Der parteilose Arbeiter [Name 1] aus dem VEM Kjellberg/Finsterwalde äußerte sich: »Ich freue mich über die Note der Sowjetunion, weil dadurch mein[em] Sohn, der schon als Jugendlicher interniert wurde, die Möglichkeit gegeben wird, endlich in die Heimat zurückzukehren.« Weiterhin erhofft er sich durch die großherzige Zusage, Deutschland die Reparationen zu erlassen, einen besseren Lebensstandard.

Der Ingenieur [Name 2] aus dem gleichen Betrieb äußerte: »Ich begrüße vor allem die Note der Sowjetunion deshalb, weil ich jetzt Hoffnung habe, dass meine noch in der Sowjetunion weilenden Angehörigen zurückkehren können.«

Zwei Angehörige einer Bauernfamilie [Name 3] aus Feran,3 Kreis Templin, Bezirk Neubrandenburg, erklärten: »Das Kommuniqué zeigt klar auf, dass die Sowjetunion für den Frieden und die Einheit Deutschlands eintritt; der letzte Beweis ist, dass uns die Sowjetunion die SAG-Betriebe wieder zurückgibt und die Nachkriegsschulden erlässt. Dieses alles wird uns stärken, um den Plan überzuerfüllen. Unser Vertrauen zur Sowjetunion und zur Regierung der DDR wächst von Tag zu Tag. Demzufolge verpflichte ich mich, 300 Eier, 200 kg Milch, 1,5 dz Rindfleisch für den freien Aufkauf zu liefern.«

Aus Dankbarkeit für die große Hilfe der Sowjetunion, für unser Vaterland, verpflichtete sich die Elektrowerkstatt in der Druckerei »Neues Deutschland« heute, am 24.8.1953, nach Feierabend 50 kg Buntmetall zu sammeln und dieses am 25.8.1953 dem Kollegen [Name 4] zur Weiterleitung zur Verfügung zu stellen.

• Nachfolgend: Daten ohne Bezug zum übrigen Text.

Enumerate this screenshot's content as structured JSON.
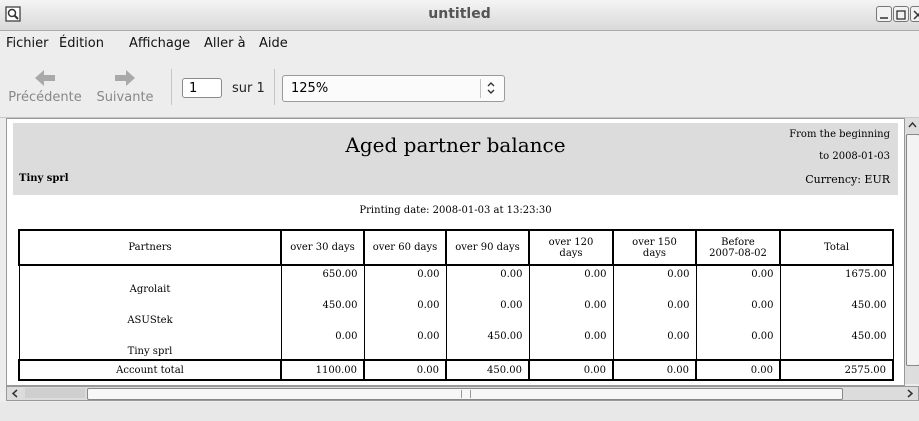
{
  "window": {
    "title": "untitled"
  },
  "menu": [
    "Fichier",
    "Édition",
    "Affichage",
    "Aller à",
    "Aide"
  ],
  "toolbar": {
    "prev_label": "Précédente",
    "next_label": "Suivante",
    "page_value": "1",
    "page_of": "sur 1",
    "zoom_value": "125%"
  },
  "report": {
    "title": "Aged partner balance",
    "company": "Tiny sprl",
    "from": "From the beginning",
    "to": "to 2008-01-03",
    "currency": "Currency: EUR",
    "printing_date": "Printing date: 2008-01-03 at 13:23:30",
    "columns": [
      "Partners",
      "over 30 days",
      "over 60 days",
      "over 90 days",
      "over 120 days",
      "over 150 days",
      "Before 2007-08-02",
      "Total"
    ],
    "rows": [
      {
        "partner": "Agrolait",
        "values": [
          "650.00",
          "0.00",
          "0.00",
          "0.00",
          "0.00",
          "0.00",
          "1675.00"
        ]
      },
      {
        "partner": "ASUStek",
        "values": [
          "450.00",
          "0.00",
          "0.00",
          "0.00",
          "0.00",
          "0.00",
          "450.00"
        ]
      },
      {
        "partner": "Tiny sprl",
        "values": [
          "0.00",
          "0.00",
          "450.00",
          "0.00",
          "0.00",
          "0.00",
          "450.00"
        ]
      }
    ],
    "total": {
      "label": "Account total",
      "values": [
        "1100.00",
        "0.00",
        "450.00",
        "0.00",
        "0.00",
        "0.00",
        "2575.00"
      ]
    }
  }
}
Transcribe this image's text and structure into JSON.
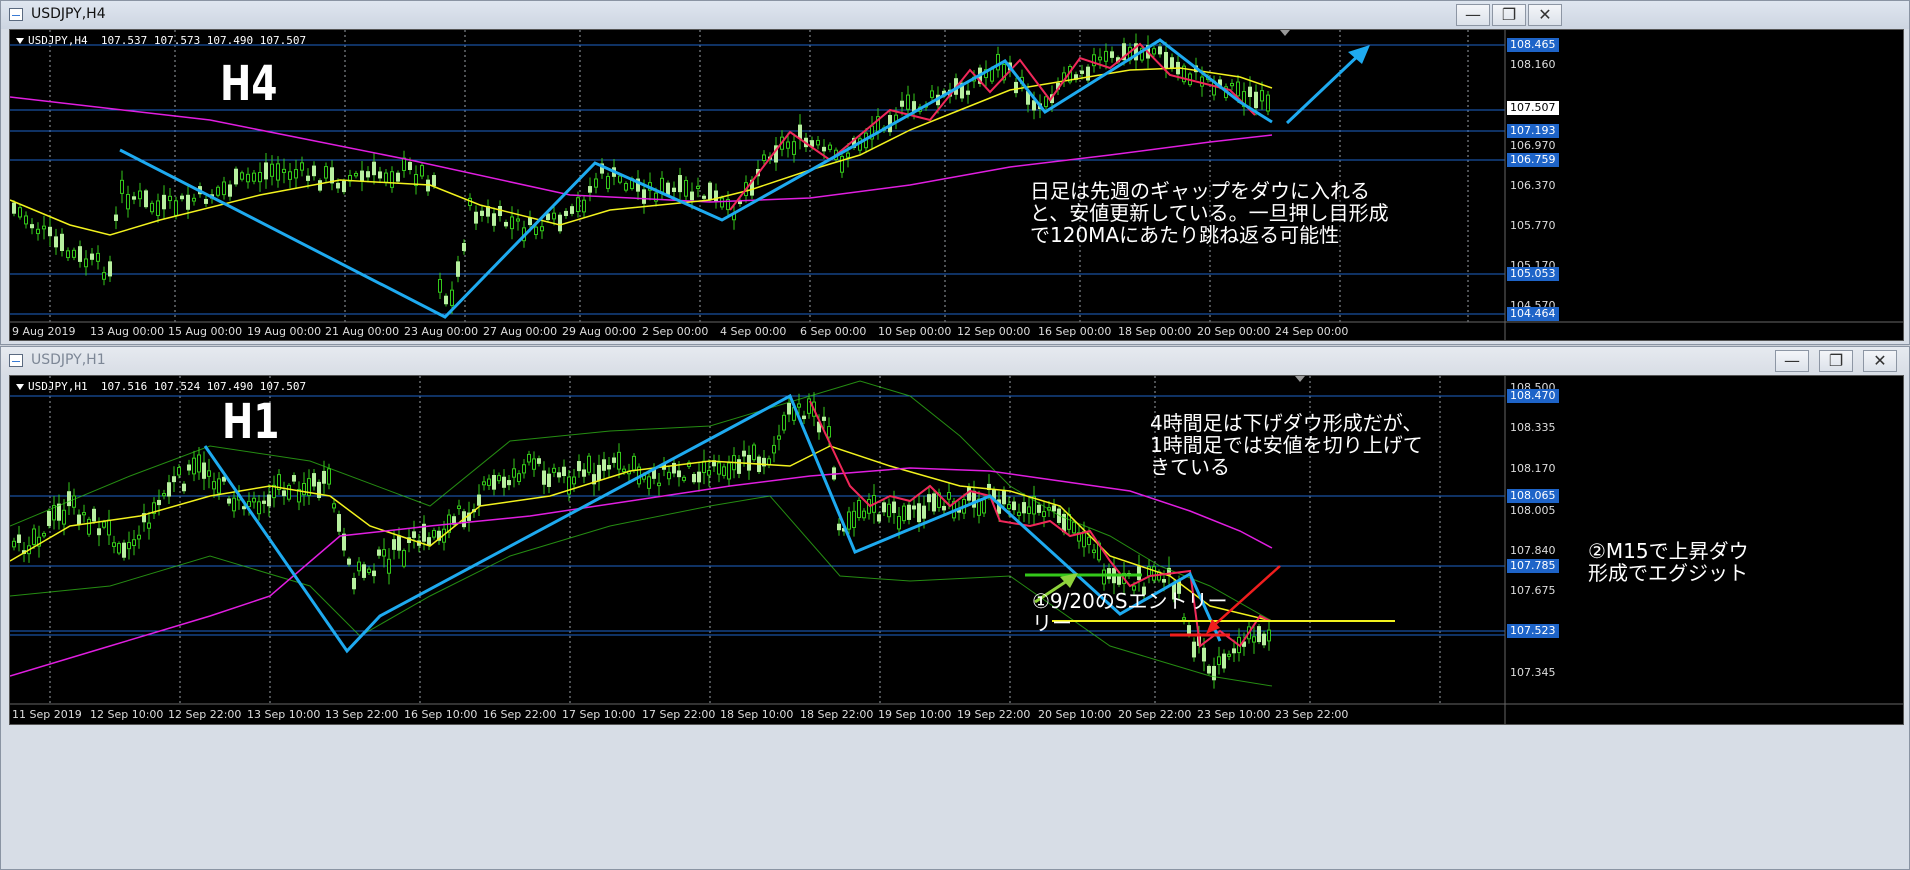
{
  "windows": [
    {
      "title": "USDJPY,H4",
      "header": "USDJPY,H4  107.537 107.573 107.490 107.507",
      "timeframe_label": "H4",
      "note": "日足は先週のギャップをダウに入れる\nと、安値更新している。一旦押し目形成\nで120MAにあたり跳ね返る可能性",
      "price_labels": [
        {
          "text": "108.465",
          "style": "hl"
        },
        {
          "text": "108.160",
          "style": "plain"
        },
        {
          "text": "107.507",
          "style": "cur"
        },
        {
          "text": "107.193",
          "style": "hl"
        },
        {
          "text": "106.970",
          "style": "plain"
        },
        {
          "text": "106.759",
          "style": "hl"
        },
        {
          "text": "106.370",
          "style": "plain"
        },
        {
          "text": "105.770",
          "style": "plain"
        },
        {
          "text": "105.170",
          "style": "plain"
        },
        {
          "text": "105.053",
          "style": "hl"
        },
        {
          "text": "104.570",
          "style": "plain"
        },
        {
          "text": "104.464",
          "style": "hl"
        }
      ],
      "time_labels": [
        "9 Aug 2019",
        "13 Aug 00:00",
        "15 Aug 00:00",
        "19 Aug 00:00",
        "21 Aug 00:00",
        "23 Aug 00:00",
        "27 Aug 00:00",
        "29 Aug 00:00",
        "2 Sep 00:00",
        "4 Sep 00:00",
        "6 Sep 00:00",
        "10 Sep 00:00",
        "12 Sep 00:00",
        "16 Sep 00:00",
        "18 Sep 00:00",
        "20 Sep 00:00",
        "24 Sep 00:00"
      ]
    },
    {
      "title": "USDJPY,H1",
      "header": "USDJPY,H1  107.516 107.524 107.490 107.507",
      "timeframe_label": "H1",
      "note": "4時間足は下げダウ形成だが、\n1時間足では安値を切り上げて\nきている",
      "note_entry": "①9/20のSエントリー\nリー",
      "note_exit": "②M15で上昇ダウ\n形成でエグジット",
      "price_labels": [
        {
          "text": "108.500",
          "style": "plain"
        },
        {
          "text": "108.470",
          "style": "hl"
        },
        {
          "text": "108.335",
          "style": "plain"
        },
        {
          "text": "108.170",
          "style": "plain"
        },
        {
          "text": "108.065",
          "style": "hl"
        },
        {
          "text": "108.005",
          "style": "plain"
        },
        {
          "text": "107.840",
          "style": "plain"
        },
        {
          "text": "107.785",
          "style": "hl"
        },
        {
          "text": "107.675",
          "style": "plain"
        },
        {
          "text": "107.523",
          "style": "hl"
        },
        {
          "text": "107.345",
          "style": "plain"
        }
      ],
      "time_labels": [
        "11 Sep 2019",
        "12 Sep 10:00",
        "12 Sep 22:00",
        "13 Sep 10:00",
        "13 Sep 22:00",
        "16 Sep 10:00",
        "16 Sep 22:00",
        "17 Sep 10:00",
        "17 Sep 22:00",
        "18 Sep 10:00",
        "18 Sep 22:00",
        "19 Sep 10:00",
        "19 Sep 22:00",
        "20 Sep 10:00",
        "20 Sep 22:00",
        "23 Sep 10:00",
        "23 Sep 22:00"
      ]
    }
  ],
  "buttons": {
    "minimize": "—",
    "restore": "❐",
    "close": "✕"
  },
  "colors": {
    "cyan": "#1eaaf0",
    "yellow": "#f2f21e",
    "magenta": "#e01ee0",
    "red": "#f0285a",
    "green": "#34c81a",
    "grid": "#9aa0a6",
    "hline": "#1e64c8"
  }
}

Der parteilose Ingenieur [Name 5] aus dem Fernsehzentrum Berlin erklärte: »Die Ergebnisse der Verhandlungen in der Sowjetunion hätte ich nicht erwartet. Jetzt können die Westmächte nicht mehr mit faulen Redensarten, wie Propaganda usw. die ehrlichen Bemühungen der Sowjetunion abtun, sie müssen jetzt Farbe bekennen.«

Ein Teil der Bevölkerung steht dem Kommuniqué noch abwartend gegenüber und hat noch nicht die richtige Vorstellung. Direkt ablehnende Meinungen wurden bisher noch nicht festgestellt, da die von der Sowjetunion so großzügig gewährte Hilfe nicht zu widerlegen ist. Feindliche und ablehnende Diskussionen sind erst in größerer Anzahl zu erwarten, wenn der Gegner den negativen Elementen die dazu benötigten Argumente für die Feindpropaganda geliefert hat. Im Mittelpunkt der ablehnenden Diskussion stehen die Fragen über die Rückführung der verurteilten Kriegsgefangenen, wobei zum Ausdruck gebracht wird, dass die Sowjetunion jetzt endlich »bekennt«, dass noch »Kriegsgefangene« in der Sowjetunion sind. Auch die Frage nach der Zahl der zu Entlassenden wird gestellt. Zu dem Erlass der Reparationen wird erklärt, dass schon genug Reparationen an die SU gezahlt worden sind und die SU es nicht mehr nötig habe, noch etwas zu nehmen. Im Vergleich dazu bringen diese Personen die USA-Kredite an Westdeutschland als »gutes Beispiel«. Verschiedentlich wird erklärt, dass auch durch dieses Kommuniqué bei den Westmächten und in Westdeutschland wenig zu erreichen ist. Besonders Umsiedler sprechen, sie wollen wieder nach Schlesien, und sind der Meinung, dass die Amerikaner sowieso nicht mit der Oder-Neiße-Friedensgrenze einverstanden sind und es deshalb auch zu keiner Einigung kommt.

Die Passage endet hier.